Visit NK and recognize Genocide, ANCA tells Clinton ahead of her Caucasus visit
Published: Tuesday June 05, 2012
Regarding regional and global security, I thanked the president for Armenia's contributions to our shared mission in Afghanistan and to peacekeeping operations in Kosovo. We also discussed ways to improve Armenia's ties with its neighbors and increase stability and security throughout the region. To that end, we are committed to seeing Armenia and Turkey normalize relations, because we think this is a path forward to a better future for the citizens of both countries and we strongly support ratification of the Turkey-Armenia protocols without preconditions. We commend Armenia and President Sargsian for the leadership they have shown on this issue.
Twenty years ago, Armenia had just begun its transition to democracy. There have been positive steps, and now we need to take more. We know from experience that democracy must be built over time. It isn't about just one campaign or even one election. It is an ongoing project. And we are pleased to see Armenia continuing to work to strengthen your democratic institutions to promote transparency, advance the rights of a free press, root out corruption, respect universal rights and freedoms.
Earlier today, I met several Armenian human rights activists who are working with courage and determination to help make reforms possible and to promote the democratic aspirations of the Armenian people. And we stand committed to working with Armenia as you continue the hard work of democratization.
I am very - I was very pleased at the reports from international monitors about Armenia's parliamentary elections last month being generally competitive and inclusive, where candidates were able to campaign for the most part without interference. There were some electoral problems that were identified, and we hope that Armenia will work with the OSCE and others to ensure that the next election is even better.
Private sector investors are looking for an open business climate with predictable rules; an independent judiciary; transparent regulations, taxes, and customs. And we are pleased at the progress Armenia has made, and we encourage that even more progress occur this year. I am convinced that unleashing the Armenian people's entrepreneurial energy can transform the economy, and we look forward to being your partner in doing that.
Of course, the president and I had a serious discussion of Nagorno-Karabakh, including the most recent incidents along the front lines. While I had only just learned of these incidents, I am very concerned about the danger of escalation of tensions and the senseless deaths of young soldiers and innocent civilians. The use of force will not resolve the Nagorno-Karabakh conflict, and therefore force must not be used. And we are calling on everyone to renounce force as well as refraining from violence. I assured the president that I would make these points in Baku when I am there the day after tomorrow.
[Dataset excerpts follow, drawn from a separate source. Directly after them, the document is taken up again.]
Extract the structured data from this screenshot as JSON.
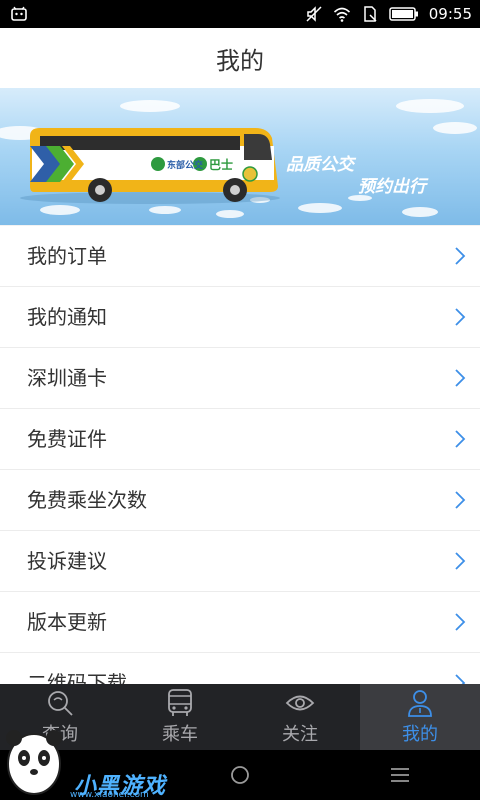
{
  "status_bar": {
    "time": "09:55"
  },
  "header": {
    "title": "我的"
  },
  "banner": {
    "bus_brand": "东部公交",
    "bus_brand2": "巴士",
    "slogan_line1": "品质公交",
    "slogan_line2": "预约出行"
  },
  "menu": {
    "items": [
      {
        "label": "我的订单"
      },
      {
        "label": "我的通知"
      },
      {
        "label": "深圳通卡"
      },
      {
        "label": "免费证件"
      },
      {
        "label": "免费乘坐次数"
      },
      {
        "label": "投诉建议"
      },
      {
        "label": "版本更新"
      },
      {
        "label": "二维码下载"
      }
    ]
  },
  "tabbar": {
    "tabs": [
      {
        "label": "查询",
        "icon": "search-icon",
        "active": false
      },
      {
        "label": "乘车",
        "icon": "bus-icon",
        "active": false
      },
      {
        "label": "关注",
        "icon": "eye-icon",
        "active": false
      },
      {
        "label": "我的",
        "icon": "person-icon",
        "active": true
      }
    ]
  },
  "watermark": {
    "text": "小黑游戏",
    "url": "www.xiaohei.com"
  },
  "colors": {
    "accent": "#3d8fe8",
    "tabbar_bg": "#222326",
    "tab_active_bg": "#3b3c40"
  }
}
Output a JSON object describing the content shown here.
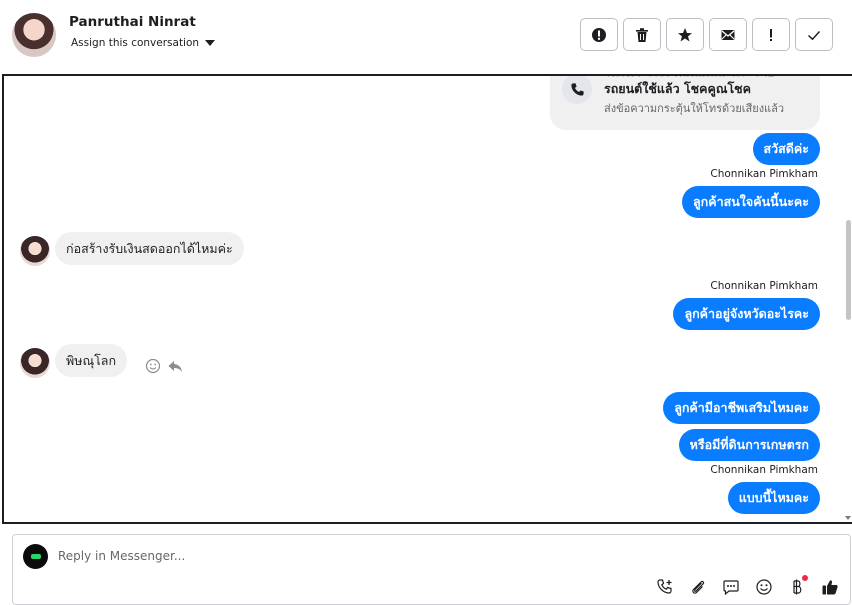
{
  "header": {
    "contact_name": "Panruthai Ninrat",
    "assign_label": "Assign this conversation",
    "actions": [
      {
        "name": "spam-button",
        "icon": "alert-circle-icon"
      },
      {
        "name": "delete-button",
        "icon": "trash-icon"
      },
      {
        "name": "star-button",
        "icon": "star-icon"
      },
      {
        "name": "mark-unread-button",
        "icon": "envelope-icon"
      },
      {
        "name": "important-button",
        "icon": "exclamation-icon"
      },
      {
        "name": "done-button",
        "icon": "check-icon"
      }
    ]
  },
  "conversation": {
    "call_card": {
      "title_line1": "โทรหา โรงงานผลิตและกระจาย",
      "title_line2": "รถยนต์ใช้แล้ว โชคคูณโชค",
      "subtitle": "ส่งข้อความกระตุ้นให้โทรด้วยเสียงแล้ว"
    },
    "messages": [
      {
        "direction": "out",
        "text": "สวัสดีค่ะ"
      },
      {
        "direction": "out",
        "sender": "Chonnikan Pimkham",
        "text": "ลูกค้าสนใจคันนี้นะคะ"
      },
      {
        "direction": "in",
        "text": "ก่อสร้างรับเงินสดออกได้ไหมค่ะ"
      },
      {
        "direction": "out",
        "sender": "Chonnikan Pimkham",
        "text": "ลูกค้าอยู่จังหวัดอะไรคะ"
      },
      {
        "direction": "in",
        "text": "พิษณุโลก"
      },
      {
        "direction": "out",
        "text": "ลูกค้ามีอาชีพเสริมไหมคะ"
      },
      {
        "direction": "out",
        "text": "หรือมีที่ดินการเกษตรก"
      },
      {
        "direction": "out",
        "sender": "Chonnikan Pimkham",
        "text": "แบบนี้ไหมคะ"
      }
    ]
  },
  "composer": {
    "placeholder": "Reply in Messenger...",
    "icons": [
      "call-add-icon",
      "attachment-icon",
      "saved-replies-icon",
      "emoji-icon",
      "currency-icon",
      "thumbs-up-icon"
    ]
  },
  "colors": {
    "accent": "#0a7cff",
    "incoming_bubble": "#f0f0f0",
    "notification_dot": "#f02849"
  }
}
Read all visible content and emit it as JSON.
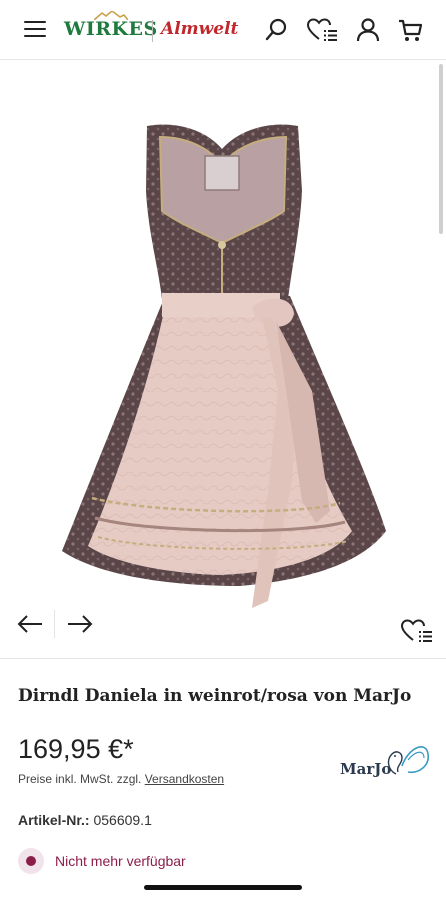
{
  "header": {
    "logo_primary": "WIRKES",
    "logo_secondary": "Almwelt",
    "menu_icon": "hamburger-menu-icon",
    "search_icon": "search-icon",
    "wishlist_icon": "heart-list-icon",
    "account_icon": "user-icon",
    "cart_icon": "cart-icon"
  },
  "gallery": {
    "prev_icon": "arrow-left-icon",
    "next_icon": "arrow-right-icon",
    "wishlist_icon": "heart-list-icon"
  },
  "product": {
    "title": "Dirndl Daniela in weinrot/rosa von MarJo",
    "price": "169,95 €*",
    "tax_prefix": "Preise inkl. MwSt. zzgl. ",
    "tax_link": "Versandkosten",
    "brand": "MarJo",
    "article_label": "Artikel-Nr.:",
    "article_number": "056609.1",
    "availability": "Nicht mehr verfügbar"
  },
  "colors": {
    "brand_green": "#1f7a3e",
    "brand_red": "#c0282d",
    "availability": "#8b1d4a"
  }
}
Now, these incidents underscore the necessity to try to keep making progress on the peace process. As a co-chair of the Minsk Group, the United States is committed to working with all the parties to find a way forward. And I am very committed that there has to be a way forward. And it's not only the actions of leaders; it must be the actions of citizens as well to try to find a way to enable people of the region to live together in peace and dignity.
So there is a lot of work ahead of us, but I am very pleased to have this opportunity to have come to catch up with my friend and colleague, Eduard, as well as to see the president again to review very broadly regional and global matters as well as our bilateral relations. And I think it's important that we keep working together, because I believe Armenia has a very positive and bright future ahead.
Question: Secretary Clinton, you're visiting three South Caucasus nations at a time of great economic and political change as well as great challenges: Armenia-Azerbaijan, Armenia-Turkey, Azerbaijan-Iran, Georgia-Russia. What does the United States doing to try to open up some of those relationships, especially here in Armenia where there's trade neither with Turkey nor Azerbaijan?
Secretary Clinton: Well, our greatest interest is to see Armenia and Turkey move together toward normalization. We strongly support the efforts that have been made. We have urged the ratification of the normalization protocols without preconditions. As I said when I was here two years ago, the ball remains in Turkey's court. And I am encouraged that there is more public discussion in Turkey and Armenia about these issues, because I think honest, open, constructive conversations are important for both sides to move forward.
With respect to Armenia and Azerbaijan, there is no linkage between the protocols process and the Nagorno-Karabakh negotiations. Those are separate. But we are equally engaged and pushing hard to try to achieve a peaceful resolution of the Nagorno-Karabakh matter.
So on both of these issues in the region, the United States has been and will remain very actively involved. We believe that these are countries that should have open borders, should work together, should trade, should have people-to-people exchanges, because we think that it would be mutually beneficial to all concerned. And one of the reasons for my visit today is to continue working on these two separate but very important processes.
Question: (In Armenian.)
Secretary Clinton: Well, as I said, I am very concerned by these incidents and have called on all parties, all actors, to refrain from the use or threat of force, because there is no military solution to this conflict. It can only be resolved at the negotiating table. And of course, there is a danger that it could escalate into a much broader conflict that would be very tragic for everyone concerned.